SARAH WILSON – Incandescence
2025 (Brass Tonic Records) - Stil: Jazz
Sarah Wilsons neuestes Werk ´Incandescence´ glüht aus dem Inneren heraus, in dem Klang, Bewegung und gelebte Geschichte miteinander verschmelzen. Die Trompeterin und Komponistin legt kein gewöhnliches Jazzalbum vor, sondern eine organische Einheit aus gelebter Kunst, gelebter Gemeinschaft und einer tief empfundenen künstlerischen Vision.
Bevor Sarah Wilson zur Trompete fand, bewegte sie sich durch die Welten des Straßentheaters, des Puppenspiels, des politischen Ausdrucks auf Asphalt und Bühnen. Ihre Musik atmet bis heute diesen kollektiven Geist. Man spürt ihn in der Art, wie sie komponiert, die stets offen für das Unerwartete ist.

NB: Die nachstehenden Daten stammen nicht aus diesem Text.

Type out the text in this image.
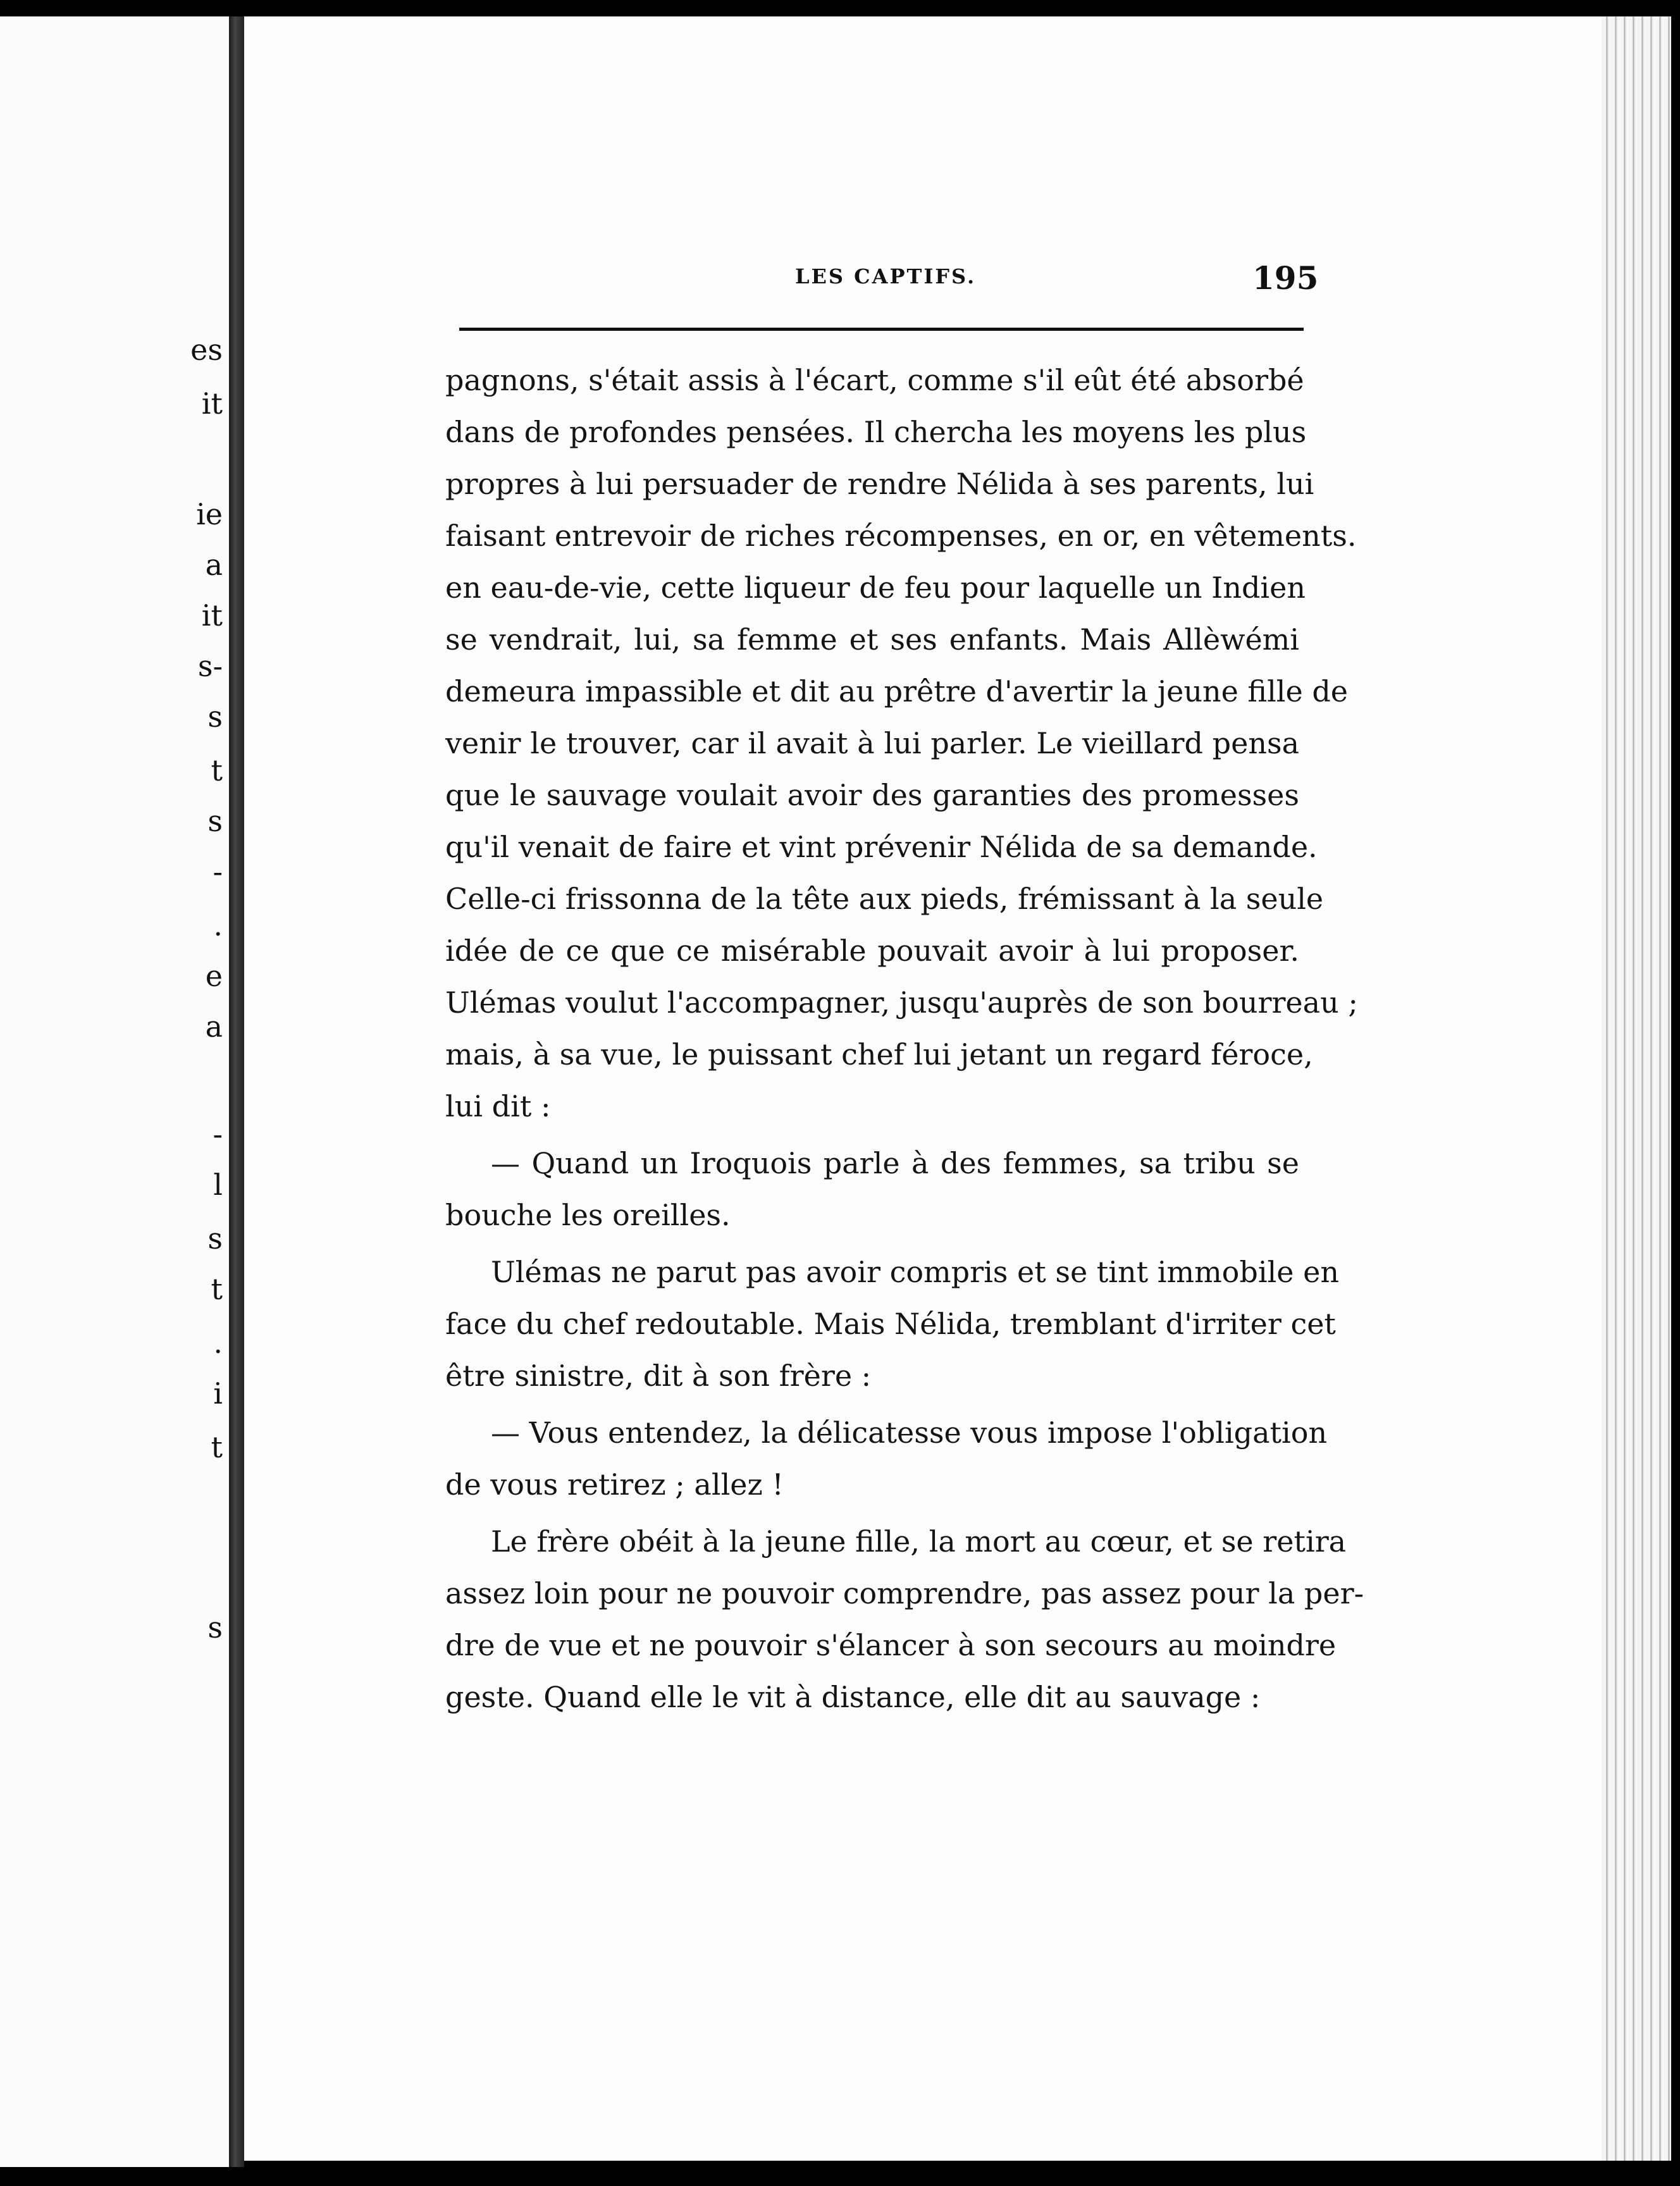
es
it
ie
a
it
s-
s
t
s
-
.
e
a
-
l
s
t
.
i
t
s
LES CAPTIFS.	195
pagnons, s'était assis à l'écart, comme s'il eût été absorbé
dans de profondes pensées. Il chercha les moyens les plus
propres à lui persuader de rendre Nélida à ses parents, lui
faisant entrevoir de riches récompenses, en or, en vêtements.
en eau-de-vie, cette liqueur de feu pour laquelle un Indien
se vendrait, lui, sa femme et ses enfants. Mais Allèwémi
demeura impassible et dit au prêtre d'avertir la jeune fille de
venir le trouver, car il avait à lui parler. Le vieillard pensa
que le sauvage voulait avoir des garanties des promesses
qu'il venait de faire et vint prévenir Nélida de sa demande.
Celle-ci frissonna de la tête aux pieds, frémissant à la seule
idée de ce que ce misérable pouvait avoir à lui proposer.
Ulémas voulut l'accompagner, jusqu'auprès de son bourreau ;
mais, à sa vue, le puissant chef lui jetant un regard féroce,
lui dit :
— Quand un Iroquois parle à des femmes, sa tribu se
bouche les oreilles.
Ulémas ne parut pas avoir compris et se tint immobile en
face du chef redoutable. Mais Nélida, tremblant d'irriter cet
être sinistre, dit à son frère :
— Vous entendez, la délicatesse vous impose l'obligation
de vous retirez ; allez !
Le frère obéit à la jeune fille, la mort au cœur, et se retira
assez loin pour ne pouvoir comprendre, pas assez pour la per-
dre de vue et ne pouvoir s'élancer à son secours au moindre
geste. Quand elle le vit à distance, elle dit au sauvage :
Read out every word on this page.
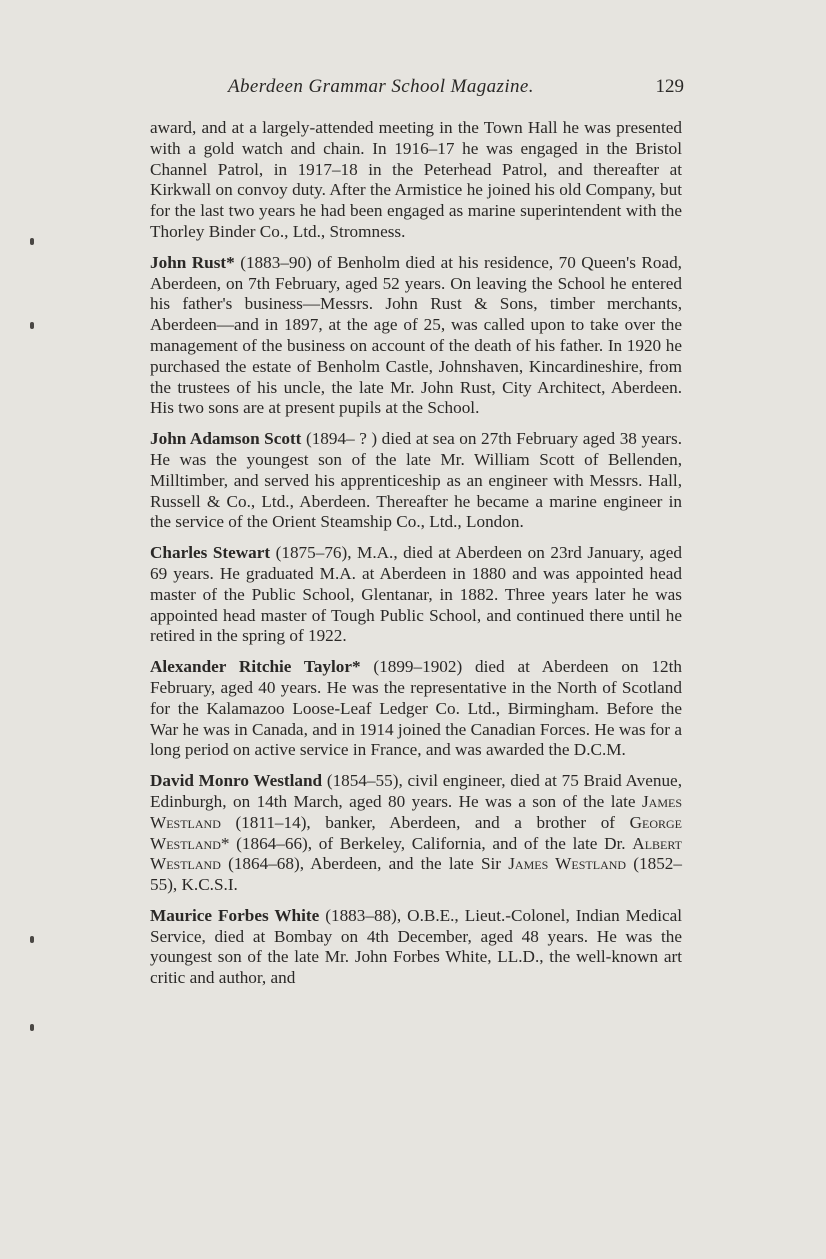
Aberdeen Grammar School Magazine.	129

award, and at a largely-attended meeting in the Town Hall he was presented with a gold watch and chain. In 1916–17 he was engaged in the Bristol Channel Patrol, in 1917–18 in the Peterhead Patrol, and thereafter at Kirkwall on convoy duty. After the Armistice he joined his old Company, but for the last two years he had been engaged as marine superintendent with the Thorley Binder Co., Ltd., Stromness.

John Rust* (1883–90) of Benholm died at his residence, 70 Queen's Road, Aberdeen, on 7th February, aged 52 years. On leaving the School he entered his father's business—Messrs. John Rust & Sons, timber merchants, Aberdeen—and in 1897, at the age of 25, was called upon to take over the management of the business on account of the death of his father. In 1920 he purchased the estate of Benholm Castle, Johnshaven, Kincardineshire, from the trustees of his uncle, the late Mr. John Rust, City Architect, Aberdeen. His two sons are at present pupils at the School.

John Adamson Scott (1894– ? ) died at sea on 27th February aged 38 years. He was the youngest son of the late Mr. William Scott of Bellenden, Milltimber, and served his apprenticeship as an engineer with Messrs. Hall, Russell & Co., Ltd., Aberdeen. Thereafter he became a marine engineer in the service of the Orient Steamship Co., Ltd., London.

Charles Stewart (1875–76), M.A., died at Aberdeen on 23rd January, aged 69 years. He graduated M.A. at Aberdeen in 1880 and was appointed head master of the Public School, Glentanar, in 1882. Three years later he was appointed head master of Tough Public School, and continued there until he retired in the spring of 1922.

Alexander Ritchie Taylor* (1899–1902) died at Aberdeen on 12th February, aged 40 years. He was the representative in the North of Scotland for the Kalamazoo Loose-Leaf Ledger Co. Ltd., Birmingham. Before the War he was in Canada, and in 1914 joined the Canadian Forces. He was for a long period on active service in France, and was awarded the D.C.M.

David Monro Westland (1854–55), civil engineer, died at 75 Braid Avenue, Edinburgh, on 14th March, aged 80 years. He was a son of the late James Westland (1811–14), banker, Aberdeen, and a brother of George Westland* (1864–66), of Berkeley, California, and of the late Dr. Albert Westland (1864–68), Aberdeen, and the late Sir James Westland (1852–55), K.C.S.I.

Maurice Forbes White (1883–88), O.B.E., Lieut.-Colonel, Indian Medical Service, died at Bombay on 4th December, aged 48 years. He was the youngest son of the late Mr. John Forbes White, LL.D., the well-known art critic and author, and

Ihre Erfahrungen mit dem Bread-&-Puppet-Theater, mit Marschkapellen und mit New Orleans-Paraden pulsieren weiterhin im Untergrund jeder Phrase, jedes motivischen Spiels.
´Incandescence´, aufgenommen mit ihrem Sextett Brass Tonic, ist ein Album, das sich den Raum nimmt und zum Hinhören einlädt. Die Stücke scheinen sich Schicht für Schicht aufzubauen, Farbe auf Farbe, Klang auf Klang, wie die Gemälde des Wiener Künstlers Thomas Reinhold, der Sarah Wilson während eines Stipendiums in Krems begegnete. Jede Stimme in der Band – von Kasey Knudsens Altsaxophon über Mara Fox’ Posaune bis zur Gitarre von John Schott – bekommt dabei in jeder Schicht ausreichend Luft. Und Lisa Mezzacappa am Bass hält das Ganze auf einem Fundament, die Schlagzeuger Jon Arkin und Tim Bulkley halten das Ganze im Fluss.
Der Eröffnungstrack ´Architecture In Space´ ermöglicht Trompete und Saxophon als Ausdruck von Beziehung, sich zu begegnen, zu tanzen und wieder auseinanderzugehen. In ´Hopeful Sorrow´ klingt Sarah Wilsons Trompete nach Aufbruch und Abschied, nach Trauer, die Hoffnung in sich trägt. In ´Music Appears To Stand Still´ wird Zeit gedehnt, fast aufgehoben. Ein Stück, das weniger vom Fortschreiten lebt als vom Schweben. ´Dancing With Cierra´ ist nicht oberflächlich fröhlich, sondern durchdrungen von jener Freude, die auch Verletzlichkeit kennt. Und der Titeltrack ´Incandescence´ glüht von innen. Es ist eine Musik, die nicht schreit, sondern leuchtet.
Der konsequent kollektive Ansatz macht ´Incandescence´ so besonders. Nichts und niemand will dominieren. Selbst die Soli entstehen aus dem Zusammenspiel des Ensembles heraus. Dass Sarah Wilson mit einer rein weiblichen Hornfront arbeitet, ist kein bloßes Statement, sondern eine hörbare Entscheidung für andere Stimmen, andere Perspektiven, ein anderes Miteinander. Sarah Wilson sagt, Musik müsse tanzen können. Und ´Incandescence´ tanzt. Manchmal auf der Stelle, manchmal im Kreis, manchmal in weiten Schritten durch Raum und Zeit. Es ist Musik, die etwas Seltenes schenkt. Ein Gefühl von Zugehörigkeit – zur Musik, zur Welt und zum Moment.